Chilla Bulbeck writes: It was so good to find out that intelligent people who run and participate in writers’ festivals agree with me — most questions hurl an uplifted audience down into the doldrums. Privileged upbringings are capable of producing the same “what I have to say is fascinating and original” approach of so many who offer their opinions.

Maybe Benjamin Law’s idea of seeking input from non-white members of the audience can be widened and used on every occasion. “If you are part of a minority in either society at large or this audience in particular, we want to hear from you first.”

In fact, questions from people with experiences other than my own are often enlightening, although not always. 

 

On One Nation

Martin Butterfield writes:  The article about One Nation was interesting. However IMHO it, like a similar analysis by the ABC — catalysed by Burston spitting the dummy — seems to attach too little weight to one aspect of One Nation: the astonishing ability of Hanson to attract senior advisers with extremely abnormal attitudes. 

In the first go ’round that was David Oldfield while now it is James “who shot the speaker” Ashby. Far be it from me to say that Hanson is not an egotistical fruit loop but with those two pulling her strings her own abilities to pick losers will get magnified. Any analysis of One Nation that doesn’t give those people their due credit is flawed.
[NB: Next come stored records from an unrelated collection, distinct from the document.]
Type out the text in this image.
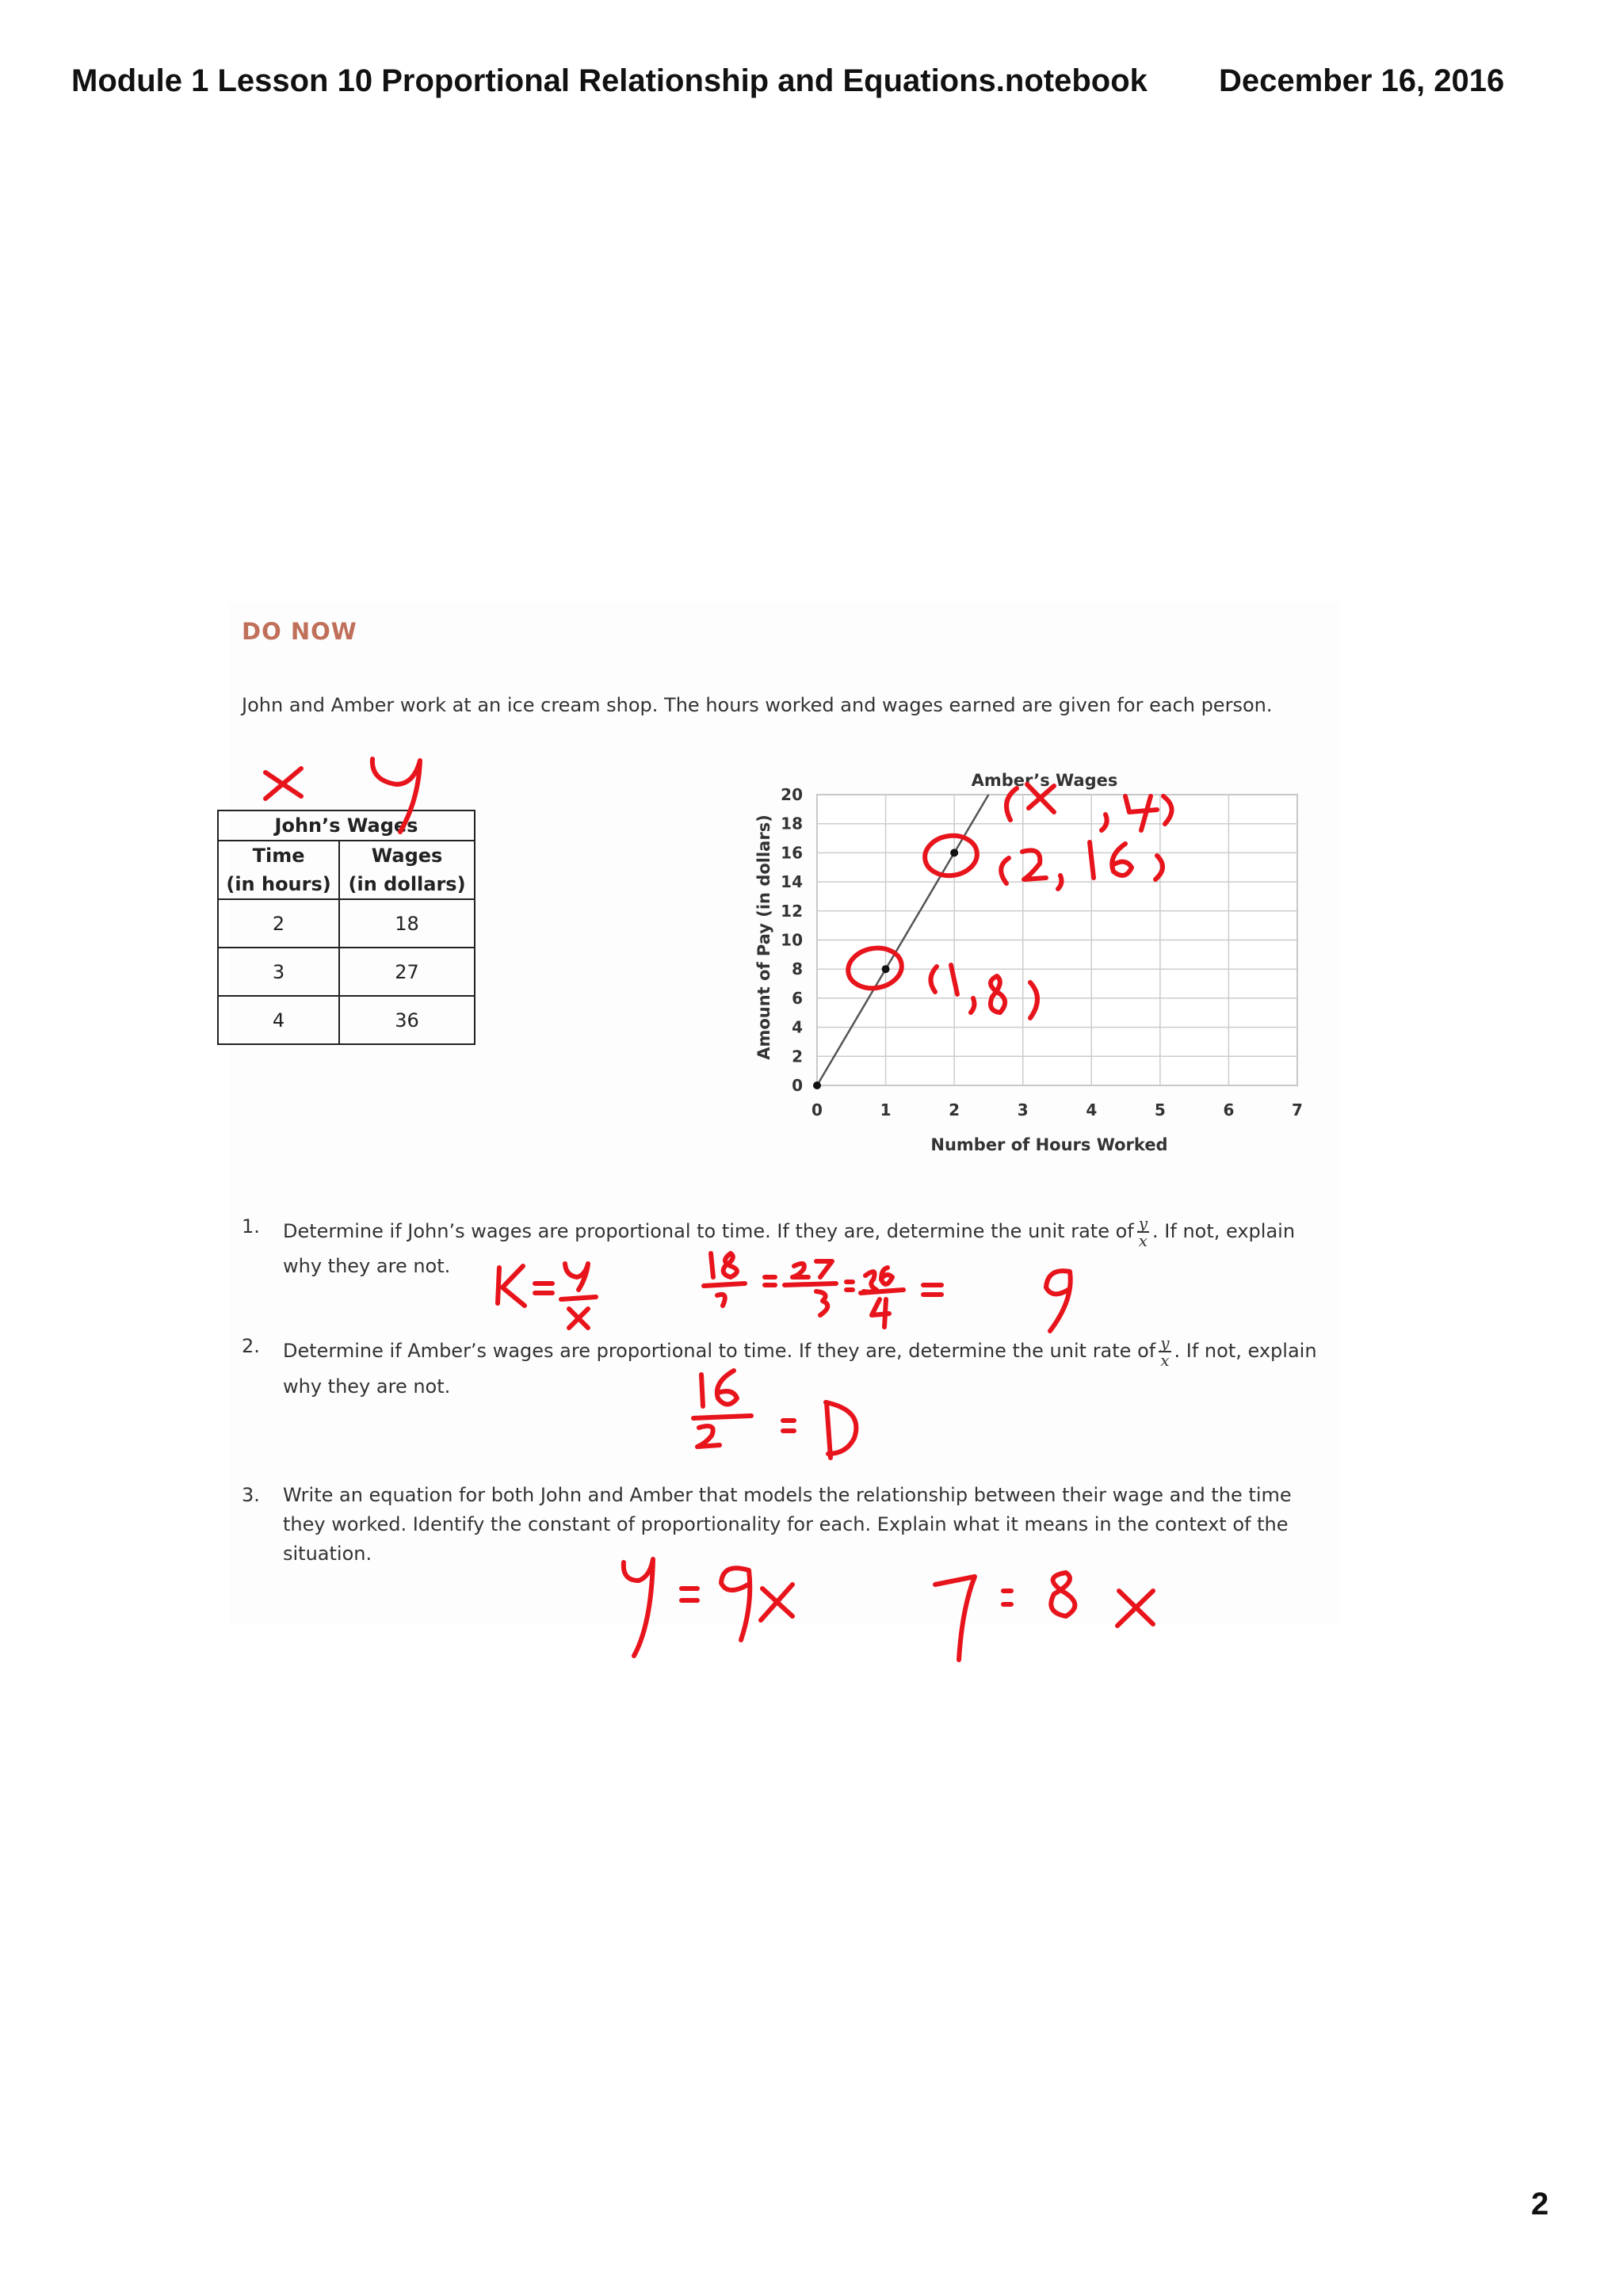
Module 1 Lesson 10 Proportional Relationship and Equations.notebook December 16, 2016
DO NOW
John and Amber work at an ice cream shop. The hours worked and wages earned are given for each person.
John’s Wages	
Time
(in hours)	Wages
(in dollars)
2	18
3	27
4	36
0
2
4
6
8
10
12
14
16
18
20
0	1	2	3	4	5	6	7
Amber’s Wages
Number of Hours Worked
Amount of Pay (in dollars)
1. Determine if John’s wages are proportional to time. If they are, determine the unit rate of $\frac{y}{x}$ . If not, explain
why they are not.
2. Determine if Amber’s wages are proportional to time. If they are, determine the unit rate of $\frac{y}{x}$ . If not, explain
why they are not.
3. Write an equation for both John and Amber that models the relationship between their wage and the time
they worked. Identify the constant of proportionality for each. Explain what it means in the context of the
situation.
2
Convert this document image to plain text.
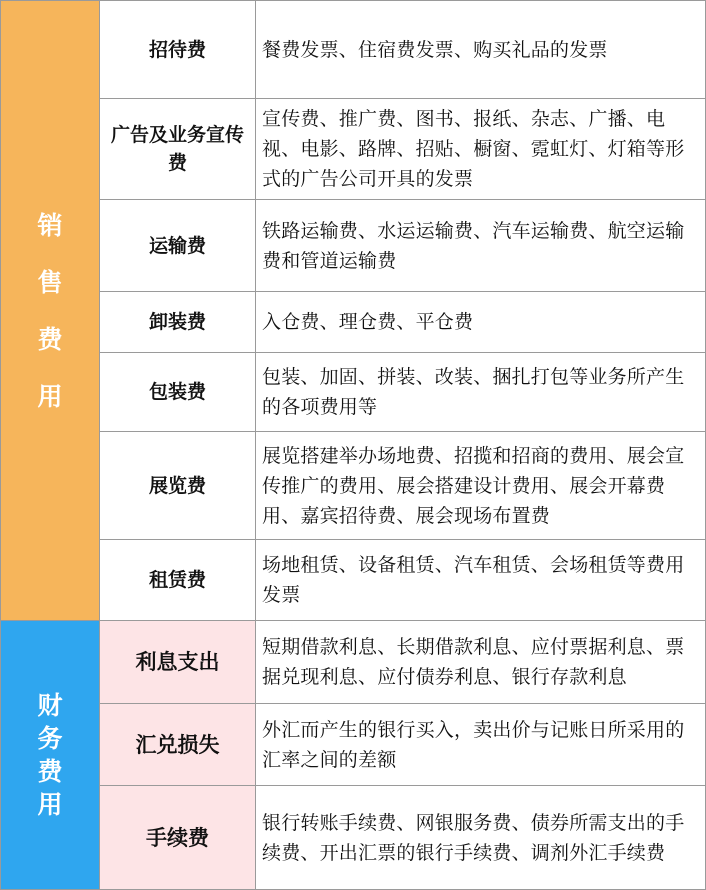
销
售
费
用
招待费	餐费发票、住宿费发票、购买礼品的发票
广告及业务宣传费
宣传费、推广费、图书、报纸、杂志、广播、电视、电影、路牌、招贴、橱窗、霓虹灯、灯箱等形式的广告公司开具的发票
运输费
铁路运输费、水运运输费、汽车运输费、航空运输费和管道运输费
卸装费	入仓费、理仓费、平仓费
包装费
包装、加固、拼装、改装、捆扎打包等业务所产生的各项费用等
展览费
展览搭建举办场地费、招揽和招商的费用、展会宣传推广的费用、展会搭建设计费用、展会开幕费用、嘉宾招待费、展会现场布置费
租赁费
场地租赁、设备租赁、汽车租赁、会场租赁等费用发票
财
务
费
用
利息支出
短期借款利息、长期借款利息、应付票据利息、票据兑现利息、应付债券利息、银行存款利息
汇兑损失
外汇而产生的银行买入，卖出价与记账日所采用的汇率之间的差额
手续费
银行转账手续费、网银服务费、债券所需支出的手续费、开出汇票的银行手续费、调剂外汇手续费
Desmond Graham writes: The shrinking middle class and the disenfranchised are looking for an alternative — but the alternative must have a modicum of brains combined, as Bernard says, with a policy agenda. Also the alternative cannot have an individual’s name [Hanson, Palmer] but an aspirational name. Something like Communism, Labor, Liberal, Republican, Democrat etc. The leader, as previously mentioned, must have a combination of brains and street smarts combined. The present parties have no noticeable differences in policies and are just replicating themselves for office holders without community input.

Stephen Alomes writes: It would be good if more journos and political scientists appreciated the characteristics of populism. Populist movements are “expressive” not “instrumental”; they know the things they are unhappy with (and not just race/immigration, a false swipe much of the time), but have no clear ideas re policy solutions.

Unfortunately, the charismatic leader, who is the saviour, holding them together, is flawed. And then there are the problems of incompetence, corruption, personalities and then defections in these unstructured parties and movements. See the ON/PHON history and European populist groupings.